Judge Strom left intact the finding that captive supplies harmed all cash sellers of fed cattle to Tyson in the amount of nearly $1.3 billion. The Court also left intact the finding by the jury that the market for fed cattle is national. However, the Court found that there were legitimate business reasons for captive supply, specifically (1) that Tyson was guaranteed a consistent, reliable supply of cattle and (2) that Tyson needed captive supplies to meet the competition where other packers engaged in the practice.
“This ruling on technicalities does an extreme disservice to going forward with more open and competitive markets in the cattle industry that is unencumbered by abuses in market power,” said Fred Stokes, OCM president. “The Court did not dispute the fact that the practice harms cattle producers. It also did not dispute the fact that cattle quality was lower with captive supply cattle and higher with spot market cattle. We think that the jury verdict is entitled to far more respect by the judiciary.”
The Court’s finding on legitimate business expectations turned on a dispute of law. The plaintiffs argued that where the harm of captive supply outweighs any claimed benefits, the court should find the practice unlawful. The Court accepted the defendant’s argument that even if the harm was severe, if there is any benefit at all, the law was not broken.
“It is not logical that where, for example, there is $100 of harm by Tyson, proof of a one dollar benefit makes the net of $99 harm to producers go away,” continued Stokes. “Tyson was not able to quantify any benefit received by captive supply in dollar terms, they merely made assertions. Further, it is outlandish that Tyson should be allowed to use strategic price manipulation strategies just because other dominant packers are doing it.”
The Court additionally held that there was no proof that persons who sold cattle in 1999 and 2000 were harmed. This finding was based upon the plaintiff’s expert testimony showing that Tyson ramped up captive supply numbers significantly in those years, making it more difficult to calculate the specific harm. Thus, the plaintiff’s expert used another standard econometric formula to calculate the harm during those two years, which was unchallenged by Tyson. The court ignored that calculation in finding no proof of harm.

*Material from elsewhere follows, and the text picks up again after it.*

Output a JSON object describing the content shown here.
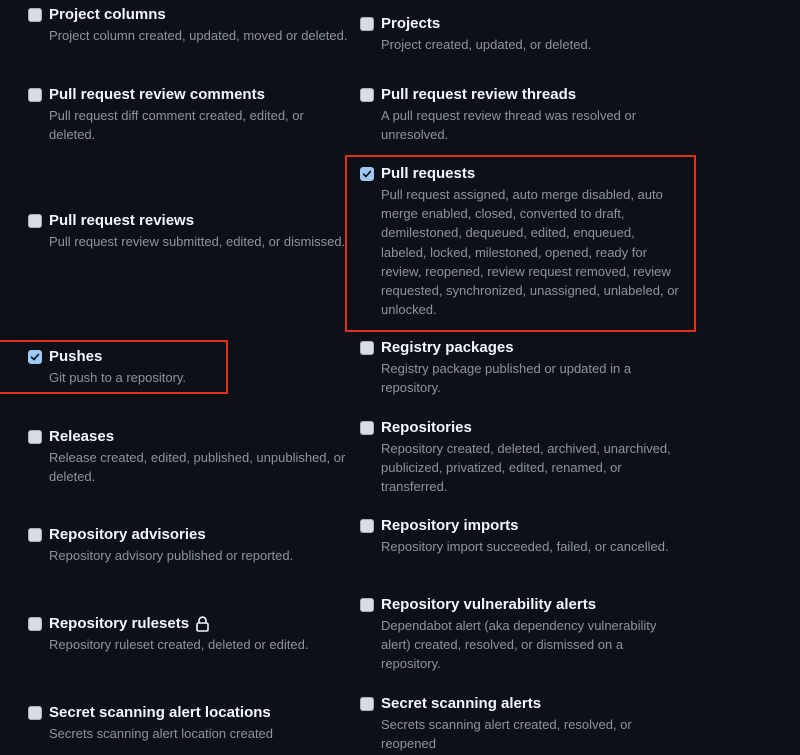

“We are unsure how the Court could find no proof of harm in 1999 and 2000 where captive supplies were going up rapidly when the court accepted that captive supplies lowered prices in all other portions of the eight year class period,” said Stokes. “It just does not make any sense and does a disservice to cattle producers wanting a fair price.”
“We are confident that the Eleventh Circuit Court of Appeals will correct these errors,” concluded Stokes.
The Organization
for Competitive Markets (OCM) is a multidisciplinary, nonprofit group of
farmers, ranchers, academics, attorneys and policy makers dedicated to
reclaiming the agricultural marketplace for independent farmers, ranchers and
rural communities. OCM helps lead the
Cattlemen’s Competitive Market Project which is a voluntary contribution
program focusing on competition in the cattle markets.